Weltweite Profitabilitätskrise der Branche
Laut EY handelt es sich nicht um ein rein deutsches Problem. Die globale Automobilbranche steckt insgesamt in einer Profitabilitätskrise. In vielen Märkten geraten Hersteller unter Druck, weil sie gleichzeitig investieren, Preise senken und neue Technologien entwickeln müssen – oft ohne kurzfristige Rendite.
Hinzu kommt die Unsicherheit durch geopolitische Spannungen, Handelskonflikte und eine schwächere Weltkonjunktur, die Investitionsentscheidungen und Kaufbereitschaft dämpfen.
Warnsignal für den Industriestandort Deutschland
Der drastische Gewinneinbruch gilt als Alarmsignal für eine der wichtigsten Branchen Deutschlands. Die Autoindustrie ist ein zentraler Pfeiler von Beschäftigung, Exporten und Innovationskraft. Sinkende Gewinne schränken jedoch den finanziellen Spielraum für Investitionen, Forschung und Arbeitsplätze ein.

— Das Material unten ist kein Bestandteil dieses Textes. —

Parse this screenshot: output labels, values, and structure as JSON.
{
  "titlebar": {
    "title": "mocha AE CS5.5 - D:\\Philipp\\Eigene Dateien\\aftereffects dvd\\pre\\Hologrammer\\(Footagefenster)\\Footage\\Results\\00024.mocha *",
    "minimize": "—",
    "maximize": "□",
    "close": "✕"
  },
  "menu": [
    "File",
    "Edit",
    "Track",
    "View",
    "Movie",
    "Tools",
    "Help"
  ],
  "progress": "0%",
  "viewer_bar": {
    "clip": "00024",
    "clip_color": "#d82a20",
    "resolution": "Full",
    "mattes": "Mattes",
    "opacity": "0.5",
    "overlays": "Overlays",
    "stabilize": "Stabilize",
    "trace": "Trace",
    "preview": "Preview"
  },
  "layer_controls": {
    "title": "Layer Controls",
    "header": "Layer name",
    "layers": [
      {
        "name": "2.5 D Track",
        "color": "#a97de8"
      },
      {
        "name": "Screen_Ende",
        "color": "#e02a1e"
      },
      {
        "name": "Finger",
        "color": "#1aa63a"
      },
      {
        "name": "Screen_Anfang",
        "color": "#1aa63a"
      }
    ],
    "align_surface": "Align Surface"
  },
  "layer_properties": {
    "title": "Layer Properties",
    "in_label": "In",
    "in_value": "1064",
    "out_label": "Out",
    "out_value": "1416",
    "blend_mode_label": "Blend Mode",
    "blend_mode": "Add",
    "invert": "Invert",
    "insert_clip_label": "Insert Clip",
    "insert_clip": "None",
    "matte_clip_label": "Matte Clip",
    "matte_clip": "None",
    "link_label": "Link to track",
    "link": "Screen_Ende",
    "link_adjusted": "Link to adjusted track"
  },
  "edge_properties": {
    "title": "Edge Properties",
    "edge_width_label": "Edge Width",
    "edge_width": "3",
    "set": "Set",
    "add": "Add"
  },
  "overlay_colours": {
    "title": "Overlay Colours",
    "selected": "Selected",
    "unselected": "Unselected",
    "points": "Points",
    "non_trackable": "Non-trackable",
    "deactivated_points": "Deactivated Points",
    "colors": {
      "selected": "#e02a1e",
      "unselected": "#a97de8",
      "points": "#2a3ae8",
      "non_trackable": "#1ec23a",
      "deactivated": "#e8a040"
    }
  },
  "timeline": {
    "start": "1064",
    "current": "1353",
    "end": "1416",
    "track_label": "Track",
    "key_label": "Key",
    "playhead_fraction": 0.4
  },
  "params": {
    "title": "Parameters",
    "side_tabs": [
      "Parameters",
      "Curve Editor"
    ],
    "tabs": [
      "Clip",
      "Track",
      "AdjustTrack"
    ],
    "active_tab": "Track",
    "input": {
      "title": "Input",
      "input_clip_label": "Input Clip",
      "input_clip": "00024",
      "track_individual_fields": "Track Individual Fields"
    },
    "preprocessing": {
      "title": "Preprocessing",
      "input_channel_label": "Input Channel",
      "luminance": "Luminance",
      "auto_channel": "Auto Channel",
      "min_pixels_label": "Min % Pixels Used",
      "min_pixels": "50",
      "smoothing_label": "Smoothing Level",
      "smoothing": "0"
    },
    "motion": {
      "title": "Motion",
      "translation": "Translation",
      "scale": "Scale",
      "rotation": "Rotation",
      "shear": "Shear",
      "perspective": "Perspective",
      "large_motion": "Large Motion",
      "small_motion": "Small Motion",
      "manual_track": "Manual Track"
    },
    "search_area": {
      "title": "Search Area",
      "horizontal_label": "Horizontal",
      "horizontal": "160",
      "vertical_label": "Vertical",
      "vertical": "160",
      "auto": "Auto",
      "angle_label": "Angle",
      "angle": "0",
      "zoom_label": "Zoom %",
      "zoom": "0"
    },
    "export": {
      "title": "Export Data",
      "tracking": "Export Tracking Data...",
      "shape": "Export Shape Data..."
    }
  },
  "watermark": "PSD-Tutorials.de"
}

Experten warnen: Sollte es den Herstellern nicht gelingen, ihre Kostenstrukturen anzupassen und gleichzeitig wettbewerbsfähige, profitable Produkte zu entwickeln, könnte sich die Krise weiter verschärfen.
Fazit
Die Zahlen zeigen klar: Stabile Umsätze reichen nicht mehr aus, um die deutsche Autoindustrie auf Kurs zu halten. Der massive Gewinneinbruch markiert einen Wendepunkt. Die kommenden Quartale werden entscheidend sein, ob Volkswagen, BMW und Mercedes-Benz den Spagat zwischen Transformation und Profitabilität meistern – oder ob sich die schwerste Gewinnkrise seit über 15 Jahren weiter zuspitzt.